Sen. Tom Coburn Pushing for Constitutional Convention

Oklahoma Sen. Tom Coburn says he will focus his energies on calling for a Constitutional Convention after he retires from the Senate in a few months.

Coburn tells The Hill he wants to shift powers back to the legislative branch that have moved toward the executive over the past few decades, mainly because gridlock has left Congress unable to get anything done.

“I think we ought to have a balanced budget amendment, I think we ought to have term limits. I think we ought to put a chokehold on regulation and re-establish the powers of the Congress,” he said.

President Obama’s use of executive action to pursue an array of policy goals related to climate change, immigration and healthcare reform has precipitated what many conservatives are calling a constitutional crisis.

Some liberal activists and scholars say they could support an Article V convention, but only if it were set up to be “cross-partisan.” That way, it could be used to rein in political spending by special-interest groups, which has exploded since the Supreme Court’s decision in Citizens United v.

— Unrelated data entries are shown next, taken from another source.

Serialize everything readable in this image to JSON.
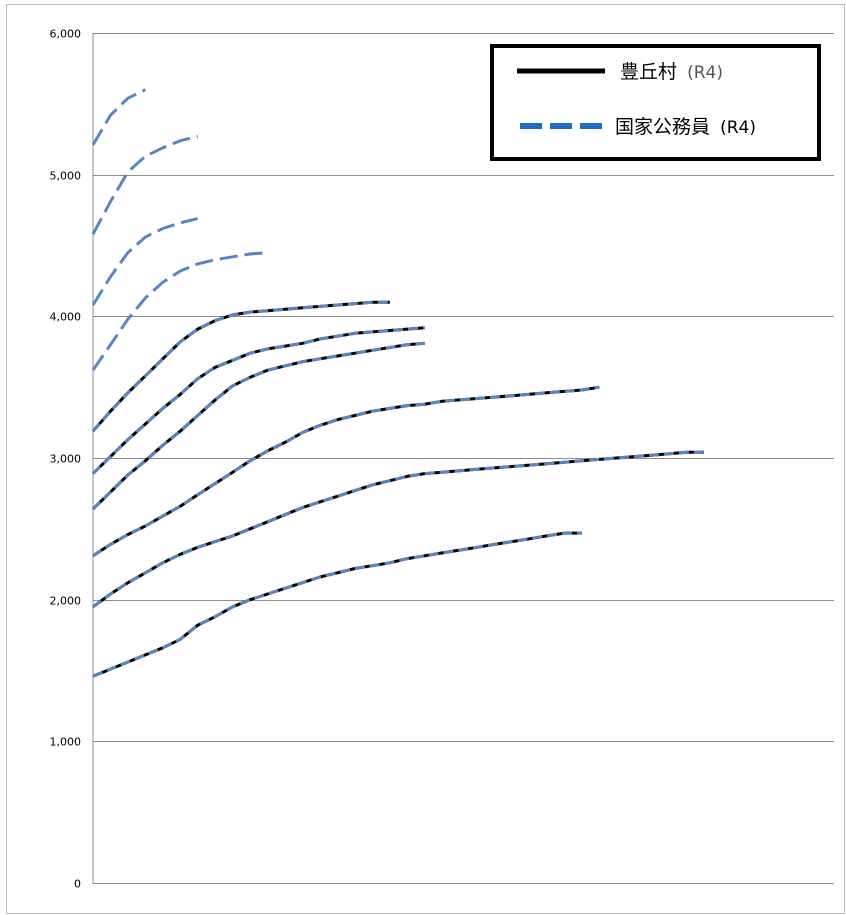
{
  "chart_data": {
    "type": "line",
    "title": "",
    "xlabel": "",
    "ylabel": "",
    "ylim": [
      0,
      6000
    ],
    "yticks": [
      0,
      1000,
      2000,
      3000,
      4000,
      5000,
      6000
    ],
    "ytick_labels": [
      "0",
      "1,000",
      "2,000",
      "3,000",
      "4,000",
      "5,000",
      "6,000"
    ],
    "grid": "horizontal",
    "legend_position": "top-right",
    "legend": [
      {
        "name": "豊丘村",
        "note": "(R4)",
        "style": "solid",
        "color": "#000000"
      },
      {
        "name": "国家公務員",
        "note": "(R4)",
        "style": "dashed",
        "color": "#1f6fbf"
      }
    ],
    "series": [
      {
        "group": "豊丘村",
        "x": [
          0,
          1,
          2,
          3,
          4,
          5,
          6,
          7,
          8,
          9,
          10,
          11,
          12,
          13,
          14,
          15,
          16,
          17,
          18,
          19,
          20,
          21,
          22,
          23,
          24,
          25,
          26,
          27,
          28,
          29,
          30,
          31,
          32,
          33,
          34,
          35
        ],
        "values": [
          1460,
          1510,
          1560,
          1610,
          1660,
          1720,
          1820,
          1880,
          1950,
          2000,
          2040,
          2080,
          2120,
          2160,
          2190,
          2220,
          2240,
          2260,
          2290,
          2310,
          2330,
          2350,
          2370,
          2390,
          2410,
          2430,
          2450,
          2470,
          2470,
          null,
          null,
          null,
          null,
          null,
          null,
          null
        ]
      },
      {
        "group": "豊丘村",
        "x": [
          0,
          1,
          2,
          3,
          4,
          5,
          6,
          7,
          8,
          9,
          10,
          11,
          12,
          13,
          14,
          15,
          16,
          17,
          18,
          19,
          20,
          21,
          22,
          23,
          24,
          25,
          26,
          27,
          28,
          29,
          30,
          31,
          32,
          33,
          34,
          35
        ],
        "values": [
          1950,
          2040,
          2120,
          2190,
          2260,
          2320,
          2370,
          2410,
          2450,
          2500,
          2550,
          2600,
          2650,
          2690,
          2730,
          2770,
          2810,
          2840,
          2870,
          2890,
          2900,
          2910,
          2920,
          2930,
          2940,
          2950,
          2960,
          2970,
          2980,
          2990,
          3000,
          3010,
          3020,
          3030,
          3040,
          3040
        ]
      },
      {
        "group": "豊丘村",
        "x": [
          0,
          1,
          2,
          3,
          4,
          5,
          6,
          7,
          8,
          9,
          10,
          11,
          12,
          13,
          14,
          15,
          16,
          17,
          18,
          19,
          20,
          21,
          22,
          23,
          24,
          25,
          26,
          27,
          28,
          29,
          30,
          31,
          32,
          33,
          34,
          35
        ],
        "values": [
          2310,
          2390,
          2460,
          2520,
          2590,
          2660,
          2740,
          2820,
          2900,
          2980,
          3050,
          3110,
          3180,
          3230,
          3270,
          3300,
          3330,
          3350,
          3370,
          3380,
          3400,
          3410,
          3420,
          3430,
          3440,
          3450,
          3460,
          3470,
          3480,
          3500,
          null,
          null,
          null,
          null,
          null,
          null
        ]
      },
      {
        "group": "豊丘村",
        "x": [
          0,
          1,
          2,
          3,
          4,
          5,
          6,
          7,
          8,
          9,
          10,
          11,
          12,
          13,
          14,
          15,
          16,
          17,
          18,
          19,
          20,
          21,
          22,
          23,
          24,
          25,
          26,
          27,
          28,
          29,
          30,
          31,
          32,
          33,
          34,
          35
        ],
        "values": [
          2640,
          2760,
          2880,
          2980,
          3090,
          3190,
          3300,
          3410,
          3510,
          3570,
          3620,
          3650,
          3680,
          3700,
          3720,
          3740,
          3760,
          3780,
          3800,
          3810,
          null,
          null,
          null,
          null,
          null,
          null,
          null,
          null,
          null,
          null,
          null,
          null,
          null,
          null,
          null,
          null
        ]
      },
      {
        "group": "豊丘村",
        "x": [
          0,
          1,
          2,
          3,
          4,
          5,
          6,
          7,
          8,
          9,
          10,
          11,
          12,
          13,
          14,
          15,
          16,
          17,
          18,
          19,
          20,
          21,
          22,
          23,
          24,
          25,
          26,
          27,
          28,
          29,
          30,
          31,
          32,
          33,
          34,
          35
        ],
        "values": [
          2890,
          3010,
          3130,
          3240,
          3350,
          3450,
          3560,
          3640,
          3690,
          3740,
          3770,
          3790,
          3810,
          3840,
          3860,
          3880,
          3890,
          3900,
          3910,
          3920,
          null,
          null,
          null,
          null,
          null,
          null,
          null,
          null,
          null,
          null,
          null,
          null,
          null,
          null,
          null,
          null
        ]
      },
      {
        "group": "豊丘村",
        "x": [
          0,
          1,
          2,
          3,
          4,
          5,
          6,
          7,
          8,
          9,
          10,
          11,
          12,
          13,
          14,
          15,
          16,
          17,
          18,
          19,
          20,
          21,
          22,
          23,
          24,
          25,
          26,
          27,
          28,
          29,
          30,
          31,
          32,
          33,
          34,
          35
        ],
        "values": [
          3190,
          3330,
          3460,
          3580,
          3700,
          3820,
          3910,
          3970,
          4010,
          4030,
          4040,
          4050,
          4060,
          4070,
          4080,
          4090,
          4100,
          4100,
          null,
          null,
          null,
          null,
          null,
          null,
          null,
          null,
          null,
          null,
          null,
          null,
          null,
          null,
          null,
          null,
          null,
          null
        ]
      },
      {
        "group": "国家公務員",
        "x": [
          0,
          1,
          2,
          3,
          4,
          5,
          6,
          7,
          8,
          9,
          10,
          11,
          12,
          13,
          14,
          15,
          16,
          17,
          18,
          19,
          20,
          21,
          22,
          23,
          24,
          25,
          26,
          27,
          28,
          29,
          30,
          31,
          32,
          33,
          34,
          35
        ],
        "values": [
          3620,
          3800,
          3980,
          4130,
          4240,
          4320,
          4370,
          4400,
          4420,
          4440,
          4450,
          null,
          null,
          null,
          null,
          null,
          null,
          null,
          null,
          null,
          null,
          null,
          null,
          null,
          null,
          null,
          null,
          null,
          null,
          null,
          null,
          null,
          null,
          null,
          null,
          null
        ]
      },
      {
        "group": "国家公務員",
        "x": [
          0,
          1,
          2,
          3,
          4,
          5,
          6,
          7,
          8,
          9,
          10,
          11,
          12,
          13,
          14,
          15,
          16,
          17,
          18,
          19,
          20,
          21,
          22,
          23,
          24,
          25,
          26,
          27,
          28,
          29,
          30,
          31,
          32,
          33,
          34,
          35
        ],
        "values": [
          4080,
          4280,
          4450,
          4560,
          4620,
          4660,
          4690,
          null,
          null,
          null,
          null,
          null,
          null,
          null,
          null,
          null,
          null,
          null,
          null,
          null,
          null,
          null,
          null,
          null,
          null,
          null,
          null,
          null,
          null,
          null,
          null,
          null,
          null,
          null,
          null,
          null
        ]
      },
      {
        "group": "国家公務員",
        "x": [
          0,
          1,
          2,
          3,
          4,
          5,
          6,
          7,
          8,
          9,
          10,
          11,
          12,
          13,
          14,
          15,
          16,
          17,
          18,
          19,
          20,
          21,
          22,
          23,
          24,
          25,
          26,
          27,
          28,
          29,
          30,
          31,
          32,
          33,
          34,
          35
        ],
        "values": [
          4580,
          4810,
          5020,
          5130,
          5190,
          5240,
          5270,
          null,
          null,
          null,
          null,
          null,
          null,
          null,
          null,
          null,
          null,
          null,
          null,
          null,
          null,
          null,
          null,
          null,
          null,
          null,
          null,
          null,
          null,
          null,
          null,
          null,
          null,
          null,
          null,
          null
        ]
      },
      {
        "group": "国家公務員",
        "x": [
          0,
          1,
          2,
          3,
          4,
          5,
          6,
          7,
          8,
          9,
          10,
          11,
          12,
          13,
          14,
          15,
          16,
          17,
          18,
          19,
          20,
          21,
          22,
          23,
          24,
          25,
          26,
          27,
          28,
          29,
          30,
          31,
          32,
          33,
          34,
          35
        ],
        "values": [
          5210,
          5420,
          5540,
          5600,
          null,
          null,
          null,
          null,
          null,
          null,
          null,
          null,
          null,
          null,
          null,
          null,
          null,
          null,
          null,
          null,
          null,
          null,
          null,
          null,
          null,
          null,
          null,
          null,
          null,
          null,
          null,
          null,
          null,
          null,
          null,
          null
        ]
      }
    ]
  }
}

FEC.

“If the convention is set up in a partisan way, you can be certain that whatever the convention does will fail because it takes 38 states to ratify any amendment,” said Lawrence Lessig, a professor at Harvard Law School and a self-described Democrat who supports holding a convention to reform the Constitution.

Article V of the Constitution allows for a convention to propose amendments to the Constitution if two-thirds of the states call for one.